Source: Oxford Dictionaries
Ana Pascal: My tax files. (pulls out a box full of loose papers)
Harold Crick: You keep your files like this?
Ana: No, actually I’m quite fastidious. I put them in this box just to screw with you.
The above dialogue from the film Stranger Than Fiction is a great example of how the meaning of an uncommon word can be made perfectly clear in context. While being audited by IRS agent Harold Crick, Ana Pascal claims that contrary to his first impression, she’s actually very neat and organized. She makes it clear that the only reason she presents her tax files in such disarray is to spite the “taxman” who’s come to disrupt her life, a plan that pretty much works exactly the way she hoped.

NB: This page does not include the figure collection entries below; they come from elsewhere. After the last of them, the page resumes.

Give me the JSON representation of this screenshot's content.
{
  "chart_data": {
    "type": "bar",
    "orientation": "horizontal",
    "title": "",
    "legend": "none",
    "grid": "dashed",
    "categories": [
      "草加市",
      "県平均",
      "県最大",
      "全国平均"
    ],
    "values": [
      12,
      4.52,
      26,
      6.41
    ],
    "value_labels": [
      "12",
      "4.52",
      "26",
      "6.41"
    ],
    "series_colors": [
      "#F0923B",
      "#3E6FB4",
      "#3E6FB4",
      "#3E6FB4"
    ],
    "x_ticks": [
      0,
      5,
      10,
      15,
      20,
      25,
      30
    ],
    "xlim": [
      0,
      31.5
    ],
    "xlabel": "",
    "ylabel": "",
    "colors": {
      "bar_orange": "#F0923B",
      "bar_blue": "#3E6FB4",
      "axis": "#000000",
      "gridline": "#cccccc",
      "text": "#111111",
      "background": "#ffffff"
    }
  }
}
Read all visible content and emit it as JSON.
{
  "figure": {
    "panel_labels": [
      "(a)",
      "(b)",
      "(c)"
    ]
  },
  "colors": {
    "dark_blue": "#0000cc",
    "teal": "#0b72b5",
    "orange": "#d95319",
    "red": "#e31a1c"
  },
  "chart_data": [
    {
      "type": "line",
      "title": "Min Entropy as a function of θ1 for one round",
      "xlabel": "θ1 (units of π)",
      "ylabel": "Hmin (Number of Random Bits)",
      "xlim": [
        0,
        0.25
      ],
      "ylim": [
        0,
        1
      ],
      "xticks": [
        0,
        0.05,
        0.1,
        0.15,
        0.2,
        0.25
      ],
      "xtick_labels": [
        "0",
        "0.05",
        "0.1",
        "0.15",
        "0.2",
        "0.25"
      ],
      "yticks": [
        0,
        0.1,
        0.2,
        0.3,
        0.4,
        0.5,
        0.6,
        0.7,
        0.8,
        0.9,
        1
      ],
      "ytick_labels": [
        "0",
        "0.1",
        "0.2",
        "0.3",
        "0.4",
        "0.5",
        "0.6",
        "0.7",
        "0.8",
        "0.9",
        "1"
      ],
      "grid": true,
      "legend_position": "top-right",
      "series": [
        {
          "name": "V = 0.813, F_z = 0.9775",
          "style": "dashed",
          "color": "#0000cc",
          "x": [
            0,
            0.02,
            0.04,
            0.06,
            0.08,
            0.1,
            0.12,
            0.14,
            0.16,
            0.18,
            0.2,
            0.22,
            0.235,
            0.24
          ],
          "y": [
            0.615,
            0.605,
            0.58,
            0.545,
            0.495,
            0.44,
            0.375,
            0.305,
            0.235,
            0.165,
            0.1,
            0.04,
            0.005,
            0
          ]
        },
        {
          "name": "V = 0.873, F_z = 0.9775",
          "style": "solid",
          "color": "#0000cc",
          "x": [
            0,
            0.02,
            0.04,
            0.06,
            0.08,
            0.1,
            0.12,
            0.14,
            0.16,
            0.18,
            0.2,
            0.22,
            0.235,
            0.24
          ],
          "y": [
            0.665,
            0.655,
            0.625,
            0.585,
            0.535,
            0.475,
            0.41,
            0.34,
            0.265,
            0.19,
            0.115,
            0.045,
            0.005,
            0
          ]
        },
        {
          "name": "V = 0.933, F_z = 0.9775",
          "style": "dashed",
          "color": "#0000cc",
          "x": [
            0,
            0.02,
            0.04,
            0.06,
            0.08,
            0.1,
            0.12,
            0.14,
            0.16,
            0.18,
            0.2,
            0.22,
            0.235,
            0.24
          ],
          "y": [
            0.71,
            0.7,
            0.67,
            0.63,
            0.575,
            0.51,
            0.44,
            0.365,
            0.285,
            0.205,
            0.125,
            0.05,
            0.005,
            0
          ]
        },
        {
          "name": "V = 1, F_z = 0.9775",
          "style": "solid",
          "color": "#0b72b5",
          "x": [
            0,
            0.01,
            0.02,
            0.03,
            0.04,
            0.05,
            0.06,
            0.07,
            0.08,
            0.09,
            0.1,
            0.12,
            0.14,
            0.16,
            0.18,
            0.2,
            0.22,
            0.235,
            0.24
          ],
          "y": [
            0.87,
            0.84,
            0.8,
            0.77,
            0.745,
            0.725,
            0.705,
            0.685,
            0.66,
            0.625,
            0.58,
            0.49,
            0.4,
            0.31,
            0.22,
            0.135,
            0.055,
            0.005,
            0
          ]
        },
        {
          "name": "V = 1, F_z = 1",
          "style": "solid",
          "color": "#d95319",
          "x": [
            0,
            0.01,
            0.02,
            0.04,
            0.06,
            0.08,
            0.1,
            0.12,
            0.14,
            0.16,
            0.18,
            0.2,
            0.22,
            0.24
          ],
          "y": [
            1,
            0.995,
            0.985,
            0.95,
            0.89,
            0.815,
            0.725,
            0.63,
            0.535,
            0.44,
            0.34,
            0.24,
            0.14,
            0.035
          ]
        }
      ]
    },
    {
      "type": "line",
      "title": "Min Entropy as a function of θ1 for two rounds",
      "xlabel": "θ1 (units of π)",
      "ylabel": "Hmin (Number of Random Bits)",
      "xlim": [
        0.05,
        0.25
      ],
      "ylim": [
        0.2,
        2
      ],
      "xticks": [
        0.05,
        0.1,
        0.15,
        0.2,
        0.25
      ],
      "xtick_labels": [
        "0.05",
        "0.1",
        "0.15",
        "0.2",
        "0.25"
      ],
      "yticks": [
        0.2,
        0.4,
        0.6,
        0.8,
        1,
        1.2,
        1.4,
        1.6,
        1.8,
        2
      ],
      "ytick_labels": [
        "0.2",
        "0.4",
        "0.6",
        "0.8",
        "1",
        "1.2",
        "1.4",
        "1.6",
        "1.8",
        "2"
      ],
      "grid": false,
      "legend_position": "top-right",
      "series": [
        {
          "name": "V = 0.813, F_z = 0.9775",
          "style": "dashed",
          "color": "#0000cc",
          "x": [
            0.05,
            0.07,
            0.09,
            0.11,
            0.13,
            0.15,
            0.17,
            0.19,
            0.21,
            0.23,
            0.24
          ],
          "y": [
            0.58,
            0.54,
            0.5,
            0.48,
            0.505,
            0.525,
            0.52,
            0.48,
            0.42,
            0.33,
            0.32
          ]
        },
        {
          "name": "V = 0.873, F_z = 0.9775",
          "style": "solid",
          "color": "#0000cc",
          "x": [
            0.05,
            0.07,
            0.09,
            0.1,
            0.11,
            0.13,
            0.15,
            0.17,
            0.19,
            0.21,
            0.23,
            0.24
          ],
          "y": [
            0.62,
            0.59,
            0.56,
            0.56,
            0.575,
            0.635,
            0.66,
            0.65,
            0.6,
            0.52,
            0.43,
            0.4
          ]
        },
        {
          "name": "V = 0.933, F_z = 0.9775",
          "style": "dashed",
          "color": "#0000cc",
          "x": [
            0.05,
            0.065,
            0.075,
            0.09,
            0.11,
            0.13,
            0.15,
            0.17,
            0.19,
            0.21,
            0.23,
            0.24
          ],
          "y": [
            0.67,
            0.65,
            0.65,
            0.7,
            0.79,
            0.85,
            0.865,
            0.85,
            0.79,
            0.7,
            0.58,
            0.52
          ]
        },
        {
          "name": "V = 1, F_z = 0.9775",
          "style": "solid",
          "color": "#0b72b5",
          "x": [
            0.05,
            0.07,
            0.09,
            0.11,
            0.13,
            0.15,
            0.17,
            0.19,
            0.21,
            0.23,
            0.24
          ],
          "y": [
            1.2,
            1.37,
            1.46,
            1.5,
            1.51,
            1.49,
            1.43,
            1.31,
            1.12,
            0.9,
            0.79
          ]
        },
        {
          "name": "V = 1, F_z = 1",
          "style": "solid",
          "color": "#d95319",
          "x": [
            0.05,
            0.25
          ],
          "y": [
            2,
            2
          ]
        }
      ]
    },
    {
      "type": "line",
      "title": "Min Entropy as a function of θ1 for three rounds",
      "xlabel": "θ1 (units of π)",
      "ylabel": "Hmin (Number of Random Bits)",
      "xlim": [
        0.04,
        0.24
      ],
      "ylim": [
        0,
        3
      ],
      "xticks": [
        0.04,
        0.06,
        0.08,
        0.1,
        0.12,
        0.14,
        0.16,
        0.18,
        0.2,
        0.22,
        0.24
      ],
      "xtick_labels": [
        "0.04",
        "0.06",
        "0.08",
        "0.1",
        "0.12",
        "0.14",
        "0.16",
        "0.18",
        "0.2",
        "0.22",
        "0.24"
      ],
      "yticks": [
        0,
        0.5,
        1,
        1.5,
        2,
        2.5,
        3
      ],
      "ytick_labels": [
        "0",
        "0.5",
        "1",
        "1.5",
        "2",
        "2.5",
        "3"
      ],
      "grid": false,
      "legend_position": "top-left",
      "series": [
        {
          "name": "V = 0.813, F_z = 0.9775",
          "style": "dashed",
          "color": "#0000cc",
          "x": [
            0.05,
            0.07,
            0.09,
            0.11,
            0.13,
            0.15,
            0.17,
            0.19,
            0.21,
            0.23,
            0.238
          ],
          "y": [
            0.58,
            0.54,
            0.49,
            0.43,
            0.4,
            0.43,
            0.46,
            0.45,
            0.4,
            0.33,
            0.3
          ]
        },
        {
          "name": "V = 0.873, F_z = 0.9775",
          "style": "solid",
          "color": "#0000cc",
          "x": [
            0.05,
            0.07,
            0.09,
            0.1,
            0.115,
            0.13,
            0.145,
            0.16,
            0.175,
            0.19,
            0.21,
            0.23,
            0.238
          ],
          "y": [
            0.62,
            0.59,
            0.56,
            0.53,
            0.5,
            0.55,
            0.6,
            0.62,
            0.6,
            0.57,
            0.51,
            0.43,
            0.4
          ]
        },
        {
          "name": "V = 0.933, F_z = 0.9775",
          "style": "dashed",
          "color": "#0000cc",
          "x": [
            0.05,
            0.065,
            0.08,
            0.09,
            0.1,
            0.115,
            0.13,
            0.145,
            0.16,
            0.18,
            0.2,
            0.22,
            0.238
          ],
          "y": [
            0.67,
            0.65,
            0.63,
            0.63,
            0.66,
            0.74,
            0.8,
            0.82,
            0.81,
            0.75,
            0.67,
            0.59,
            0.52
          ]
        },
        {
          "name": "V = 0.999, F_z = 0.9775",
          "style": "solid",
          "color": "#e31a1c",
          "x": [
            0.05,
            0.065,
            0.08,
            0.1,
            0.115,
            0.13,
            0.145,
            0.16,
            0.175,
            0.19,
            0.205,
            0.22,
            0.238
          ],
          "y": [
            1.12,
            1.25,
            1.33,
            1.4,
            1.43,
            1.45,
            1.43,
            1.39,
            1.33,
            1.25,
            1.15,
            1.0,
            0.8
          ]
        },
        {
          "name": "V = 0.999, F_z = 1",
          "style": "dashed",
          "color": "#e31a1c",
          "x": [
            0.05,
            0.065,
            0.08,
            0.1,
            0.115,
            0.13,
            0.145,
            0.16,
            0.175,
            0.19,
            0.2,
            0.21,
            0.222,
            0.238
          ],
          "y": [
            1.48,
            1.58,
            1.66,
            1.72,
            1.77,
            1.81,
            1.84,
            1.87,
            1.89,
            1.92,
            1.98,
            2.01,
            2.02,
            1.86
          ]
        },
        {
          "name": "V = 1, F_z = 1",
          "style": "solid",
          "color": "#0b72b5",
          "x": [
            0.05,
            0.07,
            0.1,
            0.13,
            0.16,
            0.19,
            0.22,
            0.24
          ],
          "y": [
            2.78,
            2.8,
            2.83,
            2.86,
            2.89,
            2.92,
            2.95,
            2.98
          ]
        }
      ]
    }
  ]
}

A “fastidious” person is someone who is particularly attentive to detail, especially in matters of cleanliness. Interestingly, this adjective comes from the Latin noun fastidium, which means “loathing” or “squeamishness”. The original definition of the word was “disagreeable” or “disgusting”, and current meanings arose in the 17th century.
Despite its association with cleanliness, “fastidious” might still carry hints of its original definitions. My SAT flashcards, for instance, define the word as “difficult to please” or “squeamish”, suggesting a person whose attention to detail leads them to easily find fault in what they observe. Personally, I prefer the definition used in Stranger Than Fiction, but it’s up to you to figure out how best to work this word into your own writing. Perhaps you can even have fun writing for a character who’s “fastidious” in every way imaginable!
What are your thoughts on this word? Any suggestions for future “Word of the Week” featured words?